A large majority of the adult population in the UK don't exercise enough, and at a time when obesity is a real issue, it's an area that we need to focus on.
The other side to obesity is of course diet, and I see a lot of cases – particularly with young people – where they're consuming too many calories and not exercising enough.
I recently did some work with the Natural Hydration Council, which looked at hydration during exercise. We created a fact sheet to advise people on the best ways to hydrate when taking exercise.
Sports drinks clearly have an important role to play and have been designed for highly active sportspeople. Ultimately, they may only be beneficial for those undertaking regular, high-intensity training and performance exercise lasting for more than 45 minutes. For mild to moderate exercise, including swimming, golf and walking, and for any physical activity lasting less than 45 minutes, water will rehydrate adequately.
In the work that I do with overweight teenagers, lifestyle improvements are made by taking small steps. I look closely at their calorie consumption as well as the amount of physical activity they're doing, and try to promote positive change (for instance, encouraging water consumption before, during and after exercise, as it contains no calories or sugar and provides adequate hydration).

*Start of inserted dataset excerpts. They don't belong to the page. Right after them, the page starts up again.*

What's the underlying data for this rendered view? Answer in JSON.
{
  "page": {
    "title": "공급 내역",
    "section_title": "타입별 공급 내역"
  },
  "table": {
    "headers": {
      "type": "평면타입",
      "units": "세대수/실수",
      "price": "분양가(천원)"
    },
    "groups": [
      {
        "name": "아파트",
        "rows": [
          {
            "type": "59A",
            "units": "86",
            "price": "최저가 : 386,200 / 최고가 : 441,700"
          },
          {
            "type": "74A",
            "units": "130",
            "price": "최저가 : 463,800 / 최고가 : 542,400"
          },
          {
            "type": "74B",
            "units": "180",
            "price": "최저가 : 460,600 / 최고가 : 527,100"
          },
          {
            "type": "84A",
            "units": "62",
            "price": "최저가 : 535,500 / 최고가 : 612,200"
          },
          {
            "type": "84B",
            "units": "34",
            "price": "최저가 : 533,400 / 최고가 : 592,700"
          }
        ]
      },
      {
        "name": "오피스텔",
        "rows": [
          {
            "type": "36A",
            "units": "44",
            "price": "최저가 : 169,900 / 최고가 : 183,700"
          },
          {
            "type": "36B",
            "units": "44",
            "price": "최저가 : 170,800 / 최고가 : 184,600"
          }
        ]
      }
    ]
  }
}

I also work with these young people to understand the factors that are important to them so that we can ensure their support is tailored.

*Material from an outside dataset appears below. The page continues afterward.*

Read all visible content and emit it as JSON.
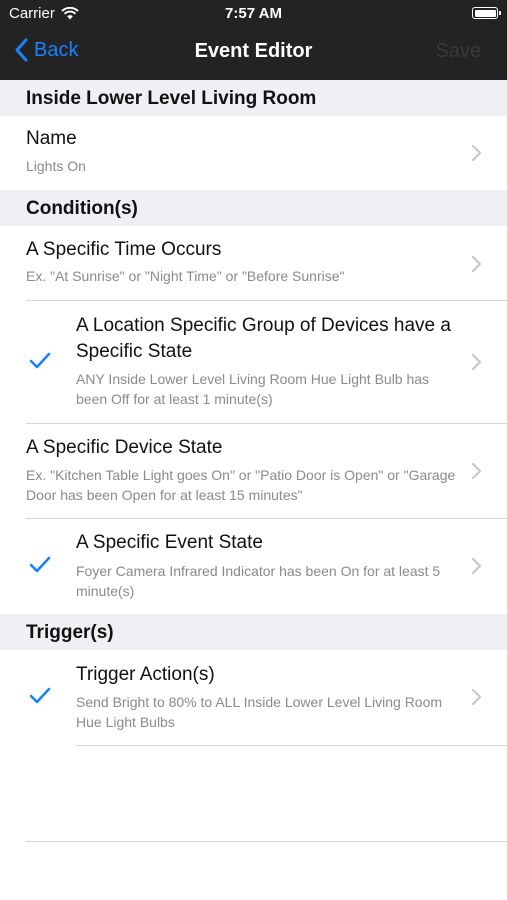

As people are becoming more conscious about their weight (approximately 60% of the UK adult population is overweight or obese), we need to help educate and equip them with the skills and strategies to implement a healthier diet and lifestyle.
At the end of this year, a new EU health claim regarding sports drinks comes into effect, which means that products can be marketed without clarifying who their target population is. This ignores the European Food Safety Authority (EFSA) assessment, which concluded that 'the target population for sports drinks are active individuals performing endurance exercise'.
We know that people are already consuming sports drinks at times in the day when they're not actually engaged in any sport. So, given this change, there are three important questions:
- Firstly, how will consumers respond?
- Secondly, will producers of these products change their marketing activities?
- Thirdly, what will be the likely impact on the weight and health of our population?
While there's no evidence yet to answer these questions, this one small change could lead to increased consumption of calories in those that probably don't need more daily calories.
Paul Gately is professor of obesity and exercise at Leeds Metropolitan University.